İşinizi profesyonel yöneticilerinize ne kadar delege edersiniz?
Doğru iş doğru delegasyonla mümkündür. Aksi durumda başarızlık kaçınılmaz olacaktır. Ben, birlikte çalıştığım yöneticilerime, ekibime, onların bilgi ve tecrübesine, becerisine güvenirim. Bu bağlamda yönetim kadrosundan çıkan önerilere değer veririm. Gelen önerilerde yapılması gerekenlere birlikte karar verir, başarıyı birlikte sağlarız. Ayrıca dünya ortalamasının altında genç bir yönetim ekibimiz var. Bu çevik ve dinamik ekip sayesinde, hızlı ve doğru kararlar alabiliyoruz. İşimizi, sorumluğunu üstlendiğimiz bayrak taşıyıcısı olmanın verdiği bilinçle, layıkıyla yerine getirebilmek adına eleştiren bir yapıda olsam da, çalışma arkadaşlarımın eleştiren bakış sunmalarını da ister ve beklerim.
İş hayatında size karşı fikir geliştiren çalışanınızın bu konudaki özgürlük sınırı nereye kadar?
Karşılıklı etkileşim ve eleştirel bakış açısı fikirlerin olgunlaşmasını sağlar.
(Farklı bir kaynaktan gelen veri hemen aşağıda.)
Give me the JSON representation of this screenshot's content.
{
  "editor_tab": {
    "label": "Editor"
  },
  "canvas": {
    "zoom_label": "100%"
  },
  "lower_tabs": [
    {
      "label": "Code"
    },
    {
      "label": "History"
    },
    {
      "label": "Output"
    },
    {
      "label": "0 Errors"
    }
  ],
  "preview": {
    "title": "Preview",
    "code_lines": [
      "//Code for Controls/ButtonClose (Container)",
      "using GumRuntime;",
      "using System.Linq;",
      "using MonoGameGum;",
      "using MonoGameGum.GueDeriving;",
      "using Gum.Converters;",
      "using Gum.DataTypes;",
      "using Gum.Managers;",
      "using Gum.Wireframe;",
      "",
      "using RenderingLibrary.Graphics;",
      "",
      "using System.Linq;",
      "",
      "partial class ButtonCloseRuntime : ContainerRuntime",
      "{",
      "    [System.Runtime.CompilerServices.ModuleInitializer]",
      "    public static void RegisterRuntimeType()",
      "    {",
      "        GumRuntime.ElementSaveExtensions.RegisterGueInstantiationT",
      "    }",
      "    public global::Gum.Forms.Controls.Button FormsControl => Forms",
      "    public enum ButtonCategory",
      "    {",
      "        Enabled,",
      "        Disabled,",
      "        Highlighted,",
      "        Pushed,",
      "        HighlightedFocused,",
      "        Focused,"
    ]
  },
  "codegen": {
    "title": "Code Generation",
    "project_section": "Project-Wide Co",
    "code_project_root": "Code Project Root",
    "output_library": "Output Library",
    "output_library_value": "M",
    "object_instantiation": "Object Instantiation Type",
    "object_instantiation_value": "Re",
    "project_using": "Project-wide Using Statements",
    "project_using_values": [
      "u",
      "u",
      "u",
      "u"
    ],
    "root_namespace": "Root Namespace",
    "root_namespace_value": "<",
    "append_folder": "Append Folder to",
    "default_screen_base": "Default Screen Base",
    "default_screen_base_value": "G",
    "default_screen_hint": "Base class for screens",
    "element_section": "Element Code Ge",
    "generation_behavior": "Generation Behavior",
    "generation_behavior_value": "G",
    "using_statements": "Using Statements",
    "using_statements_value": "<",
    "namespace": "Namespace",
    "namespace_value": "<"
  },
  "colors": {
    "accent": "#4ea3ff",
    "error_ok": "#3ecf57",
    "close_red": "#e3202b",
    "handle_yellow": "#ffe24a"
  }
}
Eleştiri ve karşı fikir oluşturma genellikle negatif olarak algılanmasına karşın, ben bunu bir konu üzerinde fikir alış verişi yapmak olarak değerlendiriyorum. Her bir farklı bakış açısı ve fikir daha etkin, sahiplenici ve uygulanabilir kararlar almamızı sağlar.